On sortant, je me ballade encore dans la ville, qui ne se démarque pas vraiment des autres villes africaines, en dehors d’une architecture un peu différentes et d’un grand nombre de bureau d’entreprises. Je suis alors surpris par la pluie, une des plus forte de mon séjour africain. Je me réfugie alors dans un centre commercial et découvre ce que la rue ne montre pas. Ici se rencontre une partie de la classe moyenne et supérieure, ainsi que les nombreux expatriés de la région. Ceux à qui l’économie profite, en somme.

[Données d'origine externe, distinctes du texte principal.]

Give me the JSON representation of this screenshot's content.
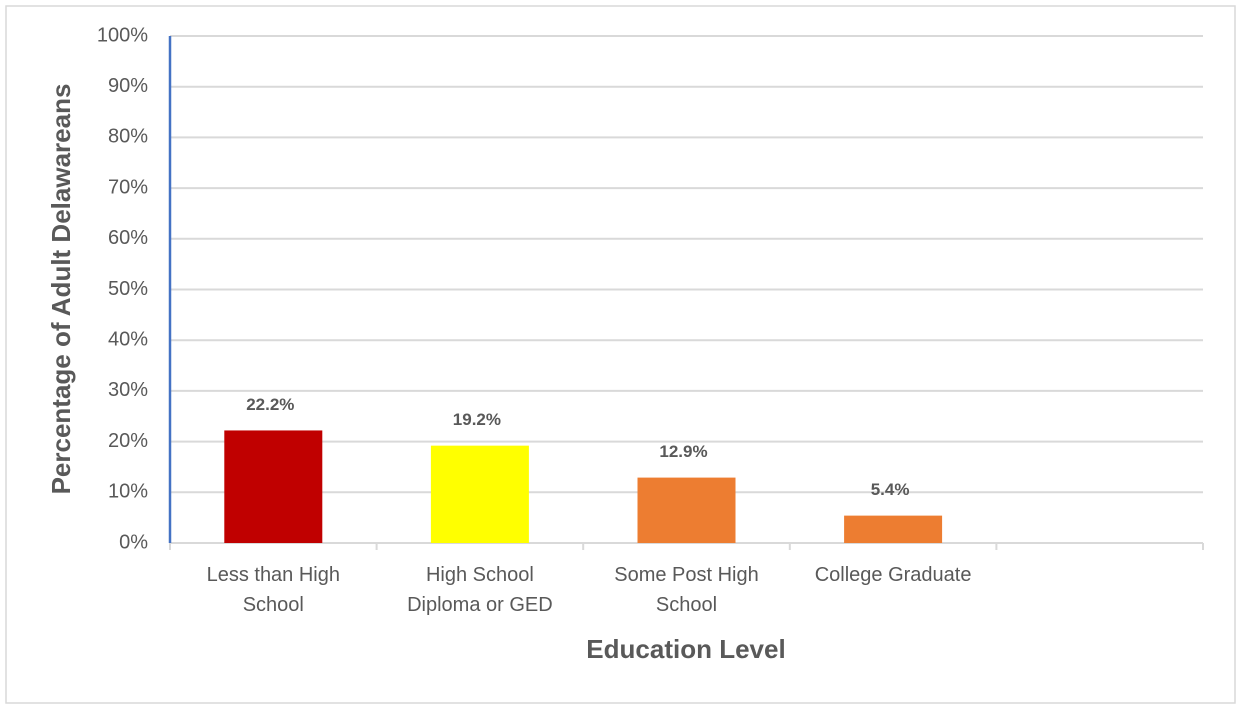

C’est quelque chose d’assez nouveau pour moi, qui ne suis pas particulièrement friand des après-midis au centre commercial. Mais ce passage à le mérite de me montrer ce que je m’attendais à voir en plus grande quantité : un niveau de vie plus élevé de par l’activité économique. Dans cette enceinte qui aurait très bien pu se trouver en Europe où en Amérique, je me rends compte que les ressources peuvent aussi profiter à une partie de la population, infime mais existante.
Mais lorsque j’en sors pour aller à mon hôtel, je retombe dans la banlieue détrempée par la pluie, coulante de crasse et de déchets. Ces gens sont ceux des campagnes, qui ne savent pas lire ou écrire. Ceux qui sont venus ici dans l’espoir d’atteindre ce que je viens d’observer, en travaillant dans une mine pour un salaire de misère. La Chine, par exemple, importe ces conditions de travail : revenu à la journée, horaires horriblement longs. Emile Zola ne serait pas en manque de matière ici, si il avait la volonté d’écrire la suite d’un de ces plus important roman. Le géant asiatique exploite les ressources et la main d’œuvre.Alors je vois que même si certains vivent plus que correctement du cuivre, la majorité doit toujours se serrer la ceinture.